The tinplates are produced in the following surface finishes.
- Bright – in this type of finish the surface roughness is aimed at o.25 Ra. Bright finishes are normally for general use.
- Stone – In this type of finish the surface roughness aimed is 0.40 Ra. This type of finish makes printing and can making scratches less conspicuous.
- Super stone – In this type of finish the surface roughness aimed is 0.60 Ra.
- Matte – In this type of finish the surface roughness aimed is 1.00 Ra. This is dull type of finish and mainly used for making crowns.
- Silver – This type of finish is also called satin finish. This is rough dull finish mainly used for making artistic cans
The temper grades of tin plates are as follow. Hardness values are given in HR 30 T. When the tinplates are produced from continuous annealed material then the symbol of CA is added to the temper grade such as T-5 CA
- Single reduced
- T-1 temper grade – It has hardness value of 49 +/- 3. It is used in applications involving deep drawing that require large flexibility.
- T-2 temper grade – It has hardness value of 53 +/- 3. It is used in application that need moderate drawability and some stiffness.
- T-2.5 temper grade – It has a hardness value of 55 +/-3. It is used in application that requires the drawability of T-2 temper grade in combination with the stiffness of t-3 temper grade.
- T-3 temper grade – It has a hardness value of 57 +/-3. It is used in application that requires stiffness to prevent buckling.

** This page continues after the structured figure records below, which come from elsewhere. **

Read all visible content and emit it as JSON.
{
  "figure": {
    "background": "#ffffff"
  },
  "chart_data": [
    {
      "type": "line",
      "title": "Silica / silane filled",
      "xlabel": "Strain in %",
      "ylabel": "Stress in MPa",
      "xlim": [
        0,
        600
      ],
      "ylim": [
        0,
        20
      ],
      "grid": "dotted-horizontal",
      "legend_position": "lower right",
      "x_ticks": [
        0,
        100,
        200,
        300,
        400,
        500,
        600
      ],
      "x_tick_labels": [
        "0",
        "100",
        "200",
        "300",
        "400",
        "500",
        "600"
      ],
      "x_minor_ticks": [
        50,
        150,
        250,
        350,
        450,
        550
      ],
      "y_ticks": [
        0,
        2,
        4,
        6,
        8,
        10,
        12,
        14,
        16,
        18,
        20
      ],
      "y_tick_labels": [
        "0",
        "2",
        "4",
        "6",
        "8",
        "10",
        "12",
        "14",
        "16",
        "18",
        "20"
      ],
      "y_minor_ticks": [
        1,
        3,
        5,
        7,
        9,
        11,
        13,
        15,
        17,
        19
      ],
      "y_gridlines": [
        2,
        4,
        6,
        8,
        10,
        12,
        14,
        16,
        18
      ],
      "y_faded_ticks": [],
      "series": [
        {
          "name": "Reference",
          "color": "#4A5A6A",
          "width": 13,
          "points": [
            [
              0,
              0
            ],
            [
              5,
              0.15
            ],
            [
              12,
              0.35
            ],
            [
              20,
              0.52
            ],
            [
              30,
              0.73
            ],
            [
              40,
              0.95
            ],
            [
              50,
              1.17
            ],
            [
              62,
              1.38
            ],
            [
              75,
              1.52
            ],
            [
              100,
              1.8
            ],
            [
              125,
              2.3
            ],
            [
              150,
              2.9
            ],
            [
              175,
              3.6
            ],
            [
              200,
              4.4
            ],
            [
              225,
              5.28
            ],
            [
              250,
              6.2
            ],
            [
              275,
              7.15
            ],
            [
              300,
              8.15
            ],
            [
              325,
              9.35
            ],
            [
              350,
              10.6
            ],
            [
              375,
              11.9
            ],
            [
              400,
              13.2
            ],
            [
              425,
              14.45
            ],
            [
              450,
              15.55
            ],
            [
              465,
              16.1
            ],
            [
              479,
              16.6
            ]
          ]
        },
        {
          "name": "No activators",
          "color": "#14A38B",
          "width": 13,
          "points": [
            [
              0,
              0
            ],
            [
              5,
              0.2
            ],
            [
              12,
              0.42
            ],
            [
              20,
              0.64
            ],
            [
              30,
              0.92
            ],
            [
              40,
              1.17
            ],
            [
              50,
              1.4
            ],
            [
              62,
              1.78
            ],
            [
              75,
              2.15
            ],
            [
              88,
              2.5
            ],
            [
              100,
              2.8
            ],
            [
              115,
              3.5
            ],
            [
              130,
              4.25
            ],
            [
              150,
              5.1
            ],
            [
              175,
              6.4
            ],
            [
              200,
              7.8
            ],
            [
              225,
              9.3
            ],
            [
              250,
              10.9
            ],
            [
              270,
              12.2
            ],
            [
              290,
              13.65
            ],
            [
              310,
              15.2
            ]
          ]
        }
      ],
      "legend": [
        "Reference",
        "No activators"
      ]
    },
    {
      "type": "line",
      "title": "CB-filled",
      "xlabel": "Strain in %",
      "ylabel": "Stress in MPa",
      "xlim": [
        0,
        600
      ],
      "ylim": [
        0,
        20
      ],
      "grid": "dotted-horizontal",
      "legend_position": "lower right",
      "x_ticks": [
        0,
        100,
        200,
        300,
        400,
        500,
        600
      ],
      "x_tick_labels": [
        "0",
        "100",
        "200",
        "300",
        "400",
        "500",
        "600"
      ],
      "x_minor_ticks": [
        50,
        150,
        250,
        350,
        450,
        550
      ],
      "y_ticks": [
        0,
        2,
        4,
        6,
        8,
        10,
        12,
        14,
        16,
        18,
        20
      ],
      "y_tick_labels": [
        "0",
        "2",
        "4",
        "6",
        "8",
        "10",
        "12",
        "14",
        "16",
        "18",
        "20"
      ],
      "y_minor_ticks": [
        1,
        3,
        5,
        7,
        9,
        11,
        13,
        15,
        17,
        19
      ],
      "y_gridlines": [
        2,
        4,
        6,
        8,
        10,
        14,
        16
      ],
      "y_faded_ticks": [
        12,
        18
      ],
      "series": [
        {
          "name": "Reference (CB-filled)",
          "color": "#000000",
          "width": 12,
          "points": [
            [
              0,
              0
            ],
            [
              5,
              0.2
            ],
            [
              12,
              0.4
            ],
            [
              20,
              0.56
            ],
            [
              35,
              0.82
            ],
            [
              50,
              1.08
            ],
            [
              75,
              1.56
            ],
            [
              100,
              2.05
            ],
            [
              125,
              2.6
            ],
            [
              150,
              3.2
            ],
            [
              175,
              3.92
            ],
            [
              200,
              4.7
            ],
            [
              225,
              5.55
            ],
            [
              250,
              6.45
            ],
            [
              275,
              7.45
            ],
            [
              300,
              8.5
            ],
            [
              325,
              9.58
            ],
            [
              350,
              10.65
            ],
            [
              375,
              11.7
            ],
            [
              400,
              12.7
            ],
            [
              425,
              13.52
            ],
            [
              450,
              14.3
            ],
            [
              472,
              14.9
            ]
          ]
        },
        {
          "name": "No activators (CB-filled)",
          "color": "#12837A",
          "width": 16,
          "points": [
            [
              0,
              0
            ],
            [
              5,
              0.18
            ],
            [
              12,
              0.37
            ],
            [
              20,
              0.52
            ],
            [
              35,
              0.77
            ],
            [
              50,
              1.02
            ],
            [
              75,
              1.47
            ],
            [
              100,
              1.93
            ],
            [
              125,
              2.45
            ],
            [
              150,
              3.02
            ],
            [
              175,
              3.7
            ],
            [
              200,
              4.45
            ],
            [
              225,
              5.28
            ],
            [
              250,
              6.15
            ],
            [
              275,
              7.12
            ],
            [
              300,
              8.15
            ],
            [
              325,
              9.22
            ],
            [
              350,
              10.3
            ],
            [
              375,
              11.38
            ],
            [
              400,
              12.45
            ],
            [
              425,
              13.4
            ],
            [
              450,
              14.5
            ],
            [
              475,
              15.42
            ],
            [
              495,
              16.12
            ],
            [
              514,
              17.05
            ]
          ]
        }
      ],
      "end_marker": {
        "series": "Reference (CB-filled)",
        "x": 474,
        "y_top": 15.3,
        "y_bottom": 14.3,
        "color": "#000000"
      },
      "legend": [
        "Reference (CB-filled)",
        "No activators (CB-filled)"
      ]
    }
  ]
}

- T-4 temper grade – It has a hardness value of 61 +/-3. It is used in application that requires large stiffness such as can ends and crowns etc.
- T-5 temper grade – It has a hardness value of 65 +/-3. It is used in application that requires very good buckling resistance.
- Double reduced – These are thin steel materials with high strength and produced by cold reducing the steel material after the process of cold reducing and annealing.
- DR -8 temper grade – It has a hardness value of 73 +/-3. It is used in application that requires stiffness and strength.
- DR-9 temper grade – It has a hardness value of 76 +/-3. It is also used in application that requires stiffness and strength.
- DR -9 M temper grade – It has a hardness value of 77 +/-3. It has similar application as DR 9.
- DR – 10 temper grade – It has a hardness value of 80 +/-3. It is used in special application that requires strength.
Precautions needed for tinplate usage
While using tinplate the follinfg precautionas are requires to be observed.
- Since tinplate is covered by soft metallic coatings, precautions are necessary to avoid scratches during handling and transportation
- Paintability, printability, solderability and mechanical properties of tinplate tend to deteriorate as time lapses. Hence they should not be stored for a long time and should be used as soon as possible after the receipt.
- Althogh the tinplate has good corrosion resistance, it tend to rust in humid atmosphere. Hence they should be immediately used after unpacking.
- Tin is dissolved by a strongly alkalline solution, hence hen usuing tinplate for making cans for alkaline contents, the internal surface will also need painting.
- Contents which have sulphur content, cause blackening of the tinplate. Hence in this case also painting of internal surface is needed
Tinplates have the following applications
- Cans and Containers – Cans for food and beverages, containers for oils, vanaspatis, grease paints, polishes, chemicals and aerosol etc. Crown caps and screw caps
- Electronics – Electrodes, cable tape and magnetic screen covers etc.
- Engineering – Automotive oil filters, automotive air filters and gaskets etc.
- Construction – Gas meter internal components, heat exchangers, cookware, shelving etc.